FIG. 3 shows a course of the oxygen content in a protected area, the second alternative of the method according to the invention in the inertization method being implemented here. As already explained above in FIGS. 1 and 2, the y-axis represents the oxygen content in the protected area and the x-axis represents time. As shown in FIG. 3, initially an oxygen concentration of 21% by volume is present in the protected area.

Following an initial prophylactic lowering phase by a fire prevention system starting at the time to, the oxygen content in the protected area is reduced quickly to the control concentration RK. As illustrated, the oxygen concentration in the protected area reaches the re-ignition prevention level and/or the limit concentration GK at the time t1 and the control concentration RK at the time t2. The time period from t0 to t2 is referred to as the initial lowering phase.

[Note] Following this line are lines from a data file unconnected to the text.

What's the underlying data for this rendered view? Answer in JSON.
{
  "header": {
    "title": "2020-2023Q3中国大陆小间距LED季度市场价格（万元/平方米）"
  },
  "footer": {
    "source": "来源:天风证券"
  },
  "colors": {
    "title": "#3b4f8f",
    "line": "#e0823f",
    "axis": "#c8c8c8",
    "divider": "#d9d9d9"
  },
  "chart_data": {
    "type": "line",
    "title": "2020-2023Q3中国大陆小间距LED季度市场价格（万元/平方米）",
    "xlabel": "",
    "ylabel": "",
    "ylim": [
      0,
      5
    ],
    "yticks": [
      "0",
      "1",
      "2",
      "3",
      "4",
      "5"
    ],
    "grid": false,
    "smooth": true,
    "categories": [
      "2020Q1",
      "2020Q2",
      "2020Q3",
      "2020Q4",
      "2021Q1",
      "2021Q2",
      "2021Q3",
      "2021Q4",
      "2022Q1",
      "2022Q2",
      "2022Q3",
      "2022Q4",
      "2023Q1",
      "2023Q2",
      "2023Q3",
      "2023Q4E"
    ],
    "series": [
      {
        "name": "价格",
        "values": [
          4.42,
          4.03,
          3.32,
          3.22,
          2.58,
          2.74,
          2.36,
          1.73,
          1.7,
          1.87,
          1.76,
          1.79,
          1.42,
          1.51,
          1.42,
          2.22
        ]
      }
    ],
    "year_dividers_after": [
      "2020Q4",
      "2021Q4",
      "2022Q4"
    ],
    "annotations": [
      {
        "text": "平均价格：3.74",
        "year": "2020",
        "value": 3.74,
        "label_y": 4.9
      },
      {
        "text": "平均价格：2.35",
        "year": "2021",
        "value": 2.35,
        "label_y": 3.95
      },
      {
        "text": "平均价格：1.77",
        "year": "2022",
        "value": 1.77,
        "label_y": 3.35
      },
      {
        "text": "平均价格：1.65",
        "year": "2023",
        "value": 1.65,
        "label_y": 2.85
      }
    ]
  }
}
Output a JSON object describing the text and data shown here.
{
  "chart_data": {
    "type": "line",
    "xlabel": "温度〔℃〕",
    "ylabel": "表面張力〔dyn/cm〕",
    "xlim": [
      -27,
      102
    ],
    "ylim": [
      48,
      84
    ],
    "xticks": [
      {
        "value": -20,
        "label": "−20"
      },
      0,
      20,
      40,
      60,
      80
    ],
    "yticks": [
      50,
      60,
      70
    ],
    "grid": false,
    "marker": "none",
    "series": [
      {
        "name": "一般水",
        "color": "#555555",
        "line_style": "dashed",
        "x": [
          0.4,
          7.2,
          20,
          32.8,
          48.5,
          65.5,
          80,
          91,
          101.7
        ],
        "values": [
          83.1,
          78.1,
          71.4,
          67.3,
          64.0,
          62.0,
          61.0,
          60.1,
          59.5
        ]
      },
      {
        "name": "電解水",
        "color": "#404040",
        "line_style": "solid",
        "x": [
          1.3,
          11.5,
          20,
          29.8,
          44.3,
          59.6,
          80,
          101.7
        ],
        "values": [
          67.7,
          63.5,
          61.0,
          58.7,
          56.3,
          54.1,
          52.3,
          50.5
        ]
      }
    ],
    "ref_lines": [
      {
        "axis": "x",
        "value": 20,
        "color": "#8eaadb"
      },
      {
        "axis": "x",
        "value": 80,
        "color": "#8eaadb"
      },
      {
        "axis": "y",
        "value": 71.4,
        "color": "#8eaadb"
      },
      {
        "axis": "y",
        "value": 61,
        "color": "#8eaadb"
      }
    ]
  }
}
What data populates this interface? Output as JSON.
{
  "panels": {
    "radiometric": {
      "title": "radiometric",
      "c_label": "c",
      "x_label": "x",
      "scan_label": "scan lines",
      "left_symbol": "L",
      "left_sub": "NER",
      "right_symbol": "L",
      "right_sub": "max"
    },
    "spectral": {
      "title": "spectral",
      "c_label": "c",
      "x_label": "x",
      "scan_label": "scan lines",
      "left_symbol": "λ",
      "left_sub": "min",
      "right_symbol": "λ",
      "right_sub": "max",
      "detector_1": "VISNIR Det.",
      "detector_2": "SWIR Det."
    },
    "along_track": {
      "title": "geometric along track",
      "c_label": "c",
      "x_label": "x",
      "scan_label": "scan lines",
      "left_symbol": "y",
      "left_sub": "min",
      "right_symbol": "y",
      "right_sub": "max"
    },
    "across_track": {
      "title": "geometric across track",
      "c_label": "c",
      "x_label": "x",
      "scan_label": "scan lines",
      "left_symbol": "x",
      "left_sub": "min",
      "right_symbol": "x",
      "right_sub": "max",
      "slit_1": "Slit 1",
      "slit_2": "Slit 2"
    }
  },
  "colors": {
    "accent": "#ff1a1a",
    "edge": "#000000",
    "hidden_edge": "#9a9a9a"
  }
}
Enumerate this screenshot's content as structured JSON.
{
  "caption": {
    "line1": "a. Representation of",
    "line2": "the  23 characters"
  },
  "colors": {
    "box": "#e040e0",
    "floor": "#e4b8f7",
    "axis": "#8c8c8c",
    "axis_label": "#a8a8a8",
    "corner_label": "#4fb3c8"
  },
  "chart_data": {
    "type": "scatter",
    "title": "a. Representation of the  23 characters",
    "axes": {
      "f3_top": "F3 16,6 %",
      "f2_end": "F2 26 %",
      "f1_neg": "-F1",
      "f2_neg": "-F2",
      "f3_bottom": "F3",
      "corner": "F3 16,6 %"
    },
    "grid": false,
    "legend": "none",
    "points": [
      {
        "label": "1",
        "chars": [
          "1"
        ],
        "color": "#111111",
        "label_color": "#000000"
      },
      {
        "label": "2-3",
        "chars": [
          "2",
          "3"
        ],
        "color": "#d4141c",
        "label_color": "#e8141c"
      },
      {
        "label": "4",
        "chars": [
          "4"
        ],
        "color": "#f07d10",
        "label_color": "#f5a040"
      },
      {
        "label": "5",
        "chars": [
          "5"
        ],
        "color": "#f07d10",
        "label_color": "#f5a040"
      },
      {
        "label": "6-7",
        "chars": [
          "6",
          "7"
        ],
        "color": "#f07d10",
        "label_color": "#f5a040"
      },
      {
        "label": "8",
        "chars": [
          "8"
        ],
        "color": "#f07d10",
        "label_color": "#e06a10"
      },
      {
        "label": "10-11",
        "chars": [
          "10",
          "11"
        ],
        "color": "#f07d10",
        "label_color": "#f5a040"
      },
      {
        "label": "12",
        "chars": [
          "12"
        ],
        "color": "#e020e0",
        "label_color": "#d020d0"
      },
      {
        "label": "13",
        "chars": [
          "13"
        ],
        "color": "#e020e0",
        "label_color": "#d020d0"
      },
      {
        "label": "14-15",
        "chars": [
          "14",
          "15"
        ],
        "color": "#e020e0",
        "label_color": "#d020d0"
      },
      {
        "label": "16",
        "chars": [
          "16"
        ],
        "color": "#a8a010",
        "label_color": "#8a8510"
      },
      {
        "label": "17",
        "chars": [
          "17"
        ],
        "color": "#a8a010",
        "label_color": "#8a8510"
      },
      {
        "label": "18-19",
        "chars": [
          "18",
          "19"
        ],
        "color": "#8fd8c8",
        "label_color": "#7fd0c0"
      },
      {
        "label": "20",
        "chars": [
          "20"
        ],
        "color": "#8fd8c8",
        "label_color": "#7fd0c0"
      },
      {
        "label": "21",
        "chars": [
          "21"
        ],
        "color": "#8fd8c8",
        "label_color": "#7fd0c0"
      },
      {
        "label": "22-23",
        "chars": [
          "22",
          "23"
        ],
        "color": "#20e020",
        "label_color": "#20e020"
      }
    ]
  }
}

In order to prevent materials present in the protected area from igniting following the initial lowering phase, a fire protection phase directly follows the initial lowering phase for the purpose of effective fire prevention. During this phase, the oxygen concentration in the protected area is maintained below the re-ignition prevention level and/or the limit concentration GK. Typically this occurs in that inert gas and/or oxygen-displacing gas is fed from the primary source into the protected area as needed in order to maintain the oxygen concentration in the control range around the control concentration RK and/or below the operating concentration BK.

In the event of a failure of the primary source, it is provided according to the invention that the failure safety margin ASA between the limit concentration GK and the operating concentration BK is so large that the growth curve of the oxygen content only reaches the limit concentration GK in a defined period z, thus achieving a sufficiently long emergency operation phase.

For explanation purposes it shall be pointed out that FIG. 3 illustrates the section that is shown in an enlarged scale in FIG. 2.

While there have been described what are considered to be exemplary embodiments of the invention, it will be apparent to those skilled in the art that various modifications may be made therein, and it is intended in the appended claims to cover such modifications and changes as fall within the scope thereof.